Jika ditarik ke belakang, eksistensi Hukum Adat telah menjadi pembahasan dalam pembentukan UUD 1945 saat sidang BPUPKI dan PPKI oleh Soepomo dan Muhammad Yamin, yang mengemukakan pendapat agar hukum adat mendapat pengakuan di dalam konstitusi yang akan dibentuk. Soepomo menyampaikan bahwa  hak asal usul dalam daerah-daerah yang bersifat istimewa harus diperingati juga. (Bahar, 2008). Demikian juga dengan Muhammad Yamin menyampaikan bahwa kesanggupan dan kecakapan bangsa Indonesia dalam mengurus tata negara dan hak atas tanah sudah muncul beribu-ribu tahun yang lalu (Taqwaddin, 2010).

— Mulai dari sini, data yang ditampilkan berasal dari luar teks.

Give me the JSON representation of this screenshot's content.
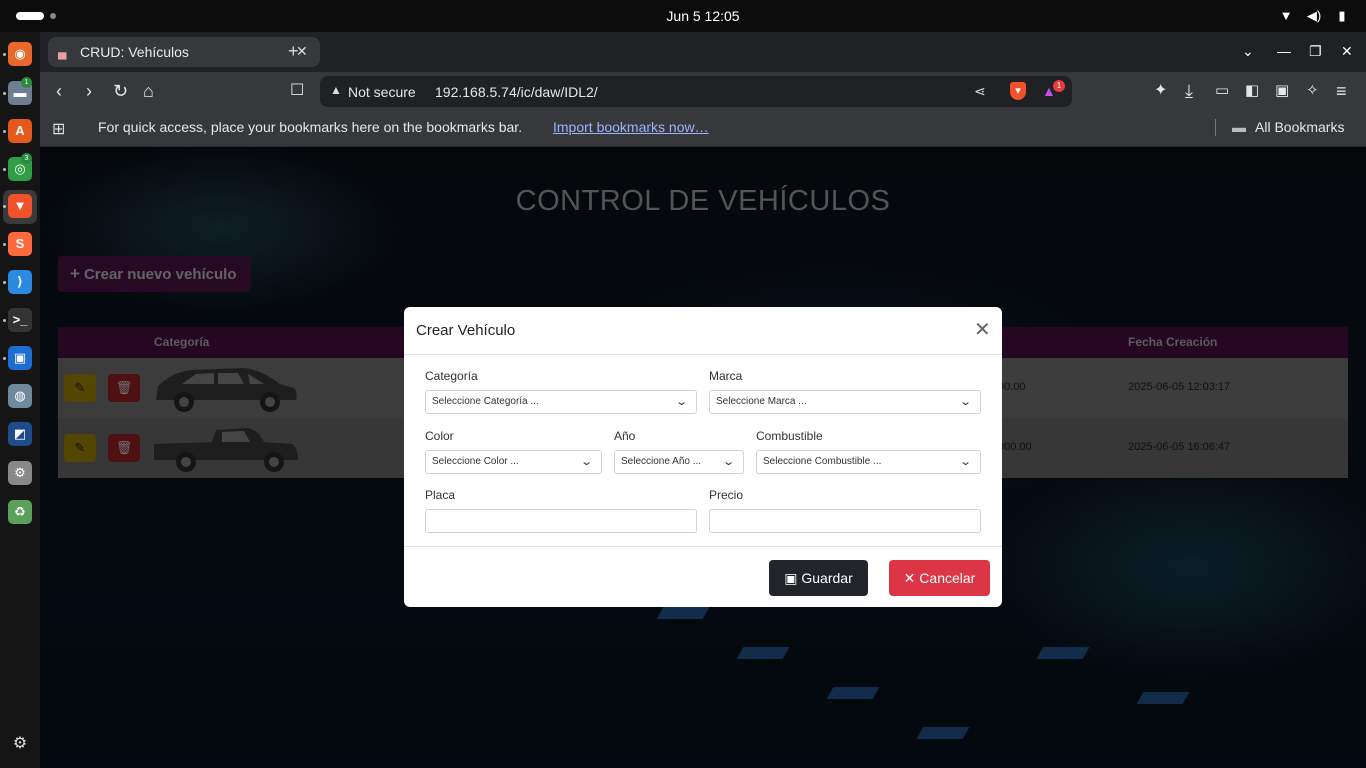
{
  "system": {
    "clock": "Jun 5  12:05",
    "icons": [
      "wifi-icon",
      "volume-icon",
      "battery-icon"
    ]
  },
  "dock": {
    "apps": [
      {
        "name": "firefox",
        "glyph": "◉",
        "color": "#e8672a"
      },
      {
        "name": "files",
        "glyph": "▬",
        "color": "#6e7f92",
        "badge": "1"
      },
      {
        "name": "app-center",
        "glyph": "A",
        "color": "#e55a1c"
      },
      {
        "name": "chrome",
        "glyph": "◎",
        "color": "#2f9e47",
        "badge": "3"
      },
      {
        "name": "brave",
        "glyph": "▼",
        "color": "#f0532b"
      },
      {
        "name": "sublime",
        "glyph": "S",
        "color": "#ff6a3d"
      },
      {
        "name": "vscode",
        "glyph": "⟩",
        "color": "#2b8ae0"
      },
      {
        "name": "terminal",
        "glyph": ">_",
        "color": "#333"
      },
      {
        "name": "remmina",
        "glyph": "▣",
        "color": "#1e6ed1"
      },
      {
        "name": "disk",
        "glyph": "◍",
        "color": "#6e8a9c"
      },
      {
        "name": "packet-tracer",
        "glyph": "◩",
        "color": "#1e4c8a"
      },
      {
        "name": "settings",
        "glyph": "⚙",
        "color": "#888"
      },
      {
        "name": "trash",
        "glyph": "♻",
        "color": "#5aa05a"
      }
    ],
    "show_apps_icon": "grid-icon"
  },
  "browser": {
    "tab_title": "CRUD: Vehículos",
    "security_label": "Not secure",
    "url": "192.168.5.74/ic/daw/IDL2/",
    "rewards_badge": "1",
    "bookmarks_prompt": "For quick access, place your bookmarks here on the bookmarks bar.",
    "bookmarks_import": "Import bookmarks now…",
    "all_bookmarks": "All Bookmarks"
  },
  "page": {
    "title": "CONTROL DE VEHÍCULOS",
    "create_button": "Crear nuevo vehículo",
    "table": {
      "headers": {
        "category": "Categoría",
        "created": "Fecha Creación"
      },
      "rows": [
        {
          "price": "00.00",
          "created": "2025-06-05 12:03:17",
          "vehicle": "car"
        },
        {
          "price": "000.00",
          "created": "2025-06-05 16:06:47",
          "vehicle": "pickup"
        }
      ]
    },
    "colors": {
      "accent": "#6b1a63",
      "table_header": "#4a0f45",
      "edit": "#d4ad0a",
      "delete": "#c8303a"
    }
  },
  "modal": {
    "title": "Crear Vehículo",
    "fields": {
      "categoria": {
        "label": "Categoría",
        "value": "Seleccione Categoría ..."
      },
      "marca": {
        "label": "Marca",
        "value": "Seleccione Marca ..."
      },
      "color": {
        "label": "Color",
        "value": "Seleccione Color ..."
      },
      "anio": {
        "label": "Año",
        "value": "Seleccione Año ..."
      },
      "combustible": {
        "label": "Combustible",
        "value": "Seleccione Combustible ..."
      },
      "placa": {
        "label": "Placa",
        "value": ""
      },
      "precio": {
        "label": "Precio",
        "value": ""
      }
    },
    "save_label": "Guardar",
    "cancel_label": "Cancelar",
    "colors": {
      "save": "#212529",
      "cancel": "#dc3545"
    }
  }
}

Setidaknya, terdapat 27 ketentuan yang telah mengatur eksistensi masyarakat adat di Indonesia selain Pasal 18B ayat (1) dan Pasal 28I ayat (3) Undang-Undang Dasar 1945, yakni: Pasal 4 Tap MPR No. IX Tahun 2001 tentang Pembaruan Agraria dan Pengelolaan Sumber Daya Alam, Pasal 5 dan Pasal 6 UU No. 5 Tahun 1960 tentang Pokok-Pokok Agraria, Pasal 8 UU No. 5 Tahun 1994 tentang Pengesahan Konvensi Internasional Mengenai Keanekaragaman Hayati, Pasal 6 UU No. 39 Tahun 1999 tentang Hak Asasi Manusia, Pasal 6 ayat (2) UU No. 7 Tahun 2004 tentang Sumber Daya Air, Pasal 9 ayat (2) UU No. 18 Tahun 2004 tentang Perkebunan, Pasal 67 ayat (1) UU. 41 Tahun 1999 tentang Kehutanan, Pasal 25 UU No. 23 Tahun 2006 tentang Administrasi Kependudukan, Pasal 4 UU No. 26 Tahun 2007 tentang Penataan Ruang, Pasal 1 angka 33 UU No. 1 Tahun 2014 Perubahan Atas UU No. 27 Tahun 2007 tentang Pengelolaan Wilayah Pesisir dan Pulau-Pulau Kecil, Pasal 1 angka 43 UU No. 23 Tahun 2014 tentang Pemerintahan Daerah, Pasal 67 UU No. 4 Tahun 2009 tentang Pertambangan Minerba, Pasal 1 angka 31 dan Pasal 63 UU No. 32 Tahun 2004 tentang Perlindungan dan Pengelolaan Lingkungan Hidup, Penjelasan Pasal 40 UU No. 2 Tahun 2012 tentang Pengadaan Tanah bagi Pembangunan untuk Kepentingan Umum, Pasal 1 huruf p dan Pasal 1 huruf r UU No. 21 Tahun 2001 tentang Otonomi Khusus bagi Provinsi Papua, Pasal 142 dan Pasal 149 ayat (1) UU No. 11 Tahun 2006 tentang Pemerintahan Aceh, dan Pasal 1 angka 1, Pasal 96, dan Pasal 97 UU No. 6 Tahun 2014 tentang Desa.

Pengakuan Internasional

Secara global, masyarakat adat atau biasa disebut indigenous peoples telah mendapat pengakuan. Hal ini terlihat dari beberapa kesepakatan internasional atas eksistensi masyarakat adat, yakni Convention of International Labor Organisation Concerning Indigeneous and Tribal People in Independent Countries (1989), Deklarasi CariOca tentang Hak-Hak Masyarakat Adat (1992), Deklarasi Bumi Rio de Janairo (1992), Declaration on the Right of Asian Indigenous Tribal People Chiang Mai (1993), De Vienna Declaration and Programme Action yang dirumuskan oleh United Nations World Conference on Human Rights (1993). Saat ini istilah indigenous people semakin resmi digunakan sejak lahirnya Deklarasi PBB tentang Hak-Hak Masyarakat Adat (United Nation Declaration on the Rights of Indegenous People) pada tahun 2007.

Dinamika Legislasi

Sejak tahun 2007, usulan untuk membentuk undang-undang yang khusus memberikan perlindungan dan pemenuhan hak konstitusional bagi Masyarakat Hukum Adat di Indonesia pernah masuk dalam Program Legislasi Nasional (Prolegnas). Begitu juga tahun 2014 dan 2017. Namun nasib Rancangan Undang-Undang (RUU) Masyarakat Hukum Adat belum mendapat kepastian hukum.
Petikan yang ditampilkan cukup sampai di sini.